## 1. Policies: The Agent's Playbook 

### What is a Policy?
- My "decision-making rulebook" - tells me what to do in each situation
- **Input:** Current state (s)  
- **Output:** Action to take (a)

### Policy Types:
| **Deterministic Policy**      | **Stochastic Policy**          |
|-------------------------------|--------------------------------|
| `π(s) = a`                    | `π(a∣s)=P(a∣s)`                |
| Always choose same action     | Probability distribution      |
| Simple but rigid              | Flexible but complex          |
| Example: "Always turn left"   | Example: "Turn left 80% of time" |

> Key insight: Policies ONLY care about current state - not history or time! ⏱

## 2. Value Functions: The Crystal Ball 

### State-Value Function v(s)
- "How good is this state?"
- Expected total future rewards from state s:  
  `v_π(s) = 𝔼[G_t | S_t = s]`  
- Example: In chess, value of having queen advantage

### Action-Value Function q(s,a)
- "How good is this action in this state?"
- Expected total future rewards after taking a in s:  
  `q_π(s,a) = 𝔼[G_t | S_t = s, A_t = a]`  
- Example: Value of moving pawn vs castle in specific position

### Why We Need Them:
1. **Don't wait for final outcome** → Predict future early
2. **Handle randomness** → Account for stochastic environments
3. **Compare alternatives** → Make optimal decisions

## 3. Bellman Equations: The RL Secret Sauce 

### State-Value Bellman Eq
`v_π(s) = ∑_a π(a|s) ∑_s' ∑_r p(s',r|s,a) [r + γv_π(s')]`

**Translation:**  
Value of state s =  
[Avg over actions I might take] ×  
[Avg over possible next states/rewards] ×  
[Immediate reward + Discounted value of next state]

### Action-Value Bellman Eq
`q_π(s,a) = ∑_s' ∑_r p(s',r|s,a) [r + γ ∑_a' π(a'|s') q_π(s',a')]`

**Translation:**  
Value of (s,a) =  
[Avg over possible outcomes] ×  
[Immediate reward + Discounted value of next action choices]

> My cheat: Both equations are just "reward now + discounted future value" 
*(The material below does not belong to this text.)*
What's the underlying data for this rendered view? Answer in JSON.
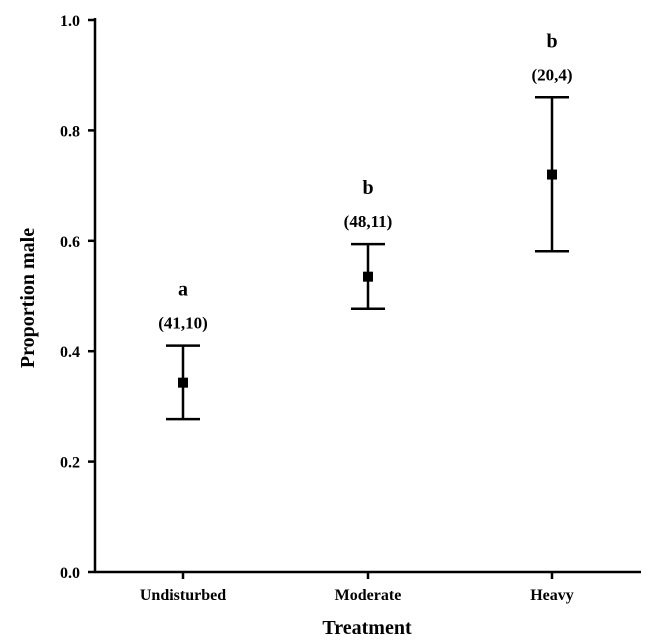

## 4. Optimal Policies: The RL Endgame 

### What Makes a Policy Optimal? (π*)
- Beats or equals ALL other policies in EVERY state
- Has highest possible value functions:  
  `v_*(s) = max_π v_π(s)`  
  `q_*(s,a) = max_π q_π(s,a)`

### Optimal Value Functions:
`v_*(s) = max_a ∑_s' ∑_r p(s',r|s,a) [r + γv_*(s')]`  
`q_*(s,a) = ∑_s' ∑_r p(s',r|s,a) [r + γ max_a' q_*(s',a')]`

### Key Properties:
1. **Universality:** Same v* and q* for all optimal policies
2. **Greediness:** Optimal policy is greedy w.r.t q*  
   `π*(s) = argmax_a q_*(s,a)`
3. **Recursive Magic:** Future optimal ⇒ Current optimal

## Student Cheat Sheet 📝

| **Concept**          | **Formula**                      | **When to Use**                  |
|----------------------|----------------------------------|----------------------------------|
| State-Value          | `v_π(s) = 𝔼[G_t⎜S_t=s]`         | Evaluate positions               |
| Action-Value         | `q_π(s,a) = 𝔼[G_t⎜S_t=s,A_t=a]` | Compare moves                    |
| State Bellman        | `v_π(s) = ... + γv_π(s')`       | Value iteration                  |
| Action Bellman       | `q_π(s,a) = ... + γq_π(s',a')`  | Q-learning                       |
| Optimal Value        | `v_*(s) = max_a[...]`           | Finding best strategy            |

> Bellman equations ALWAYS have that γ discount! Don't forget it!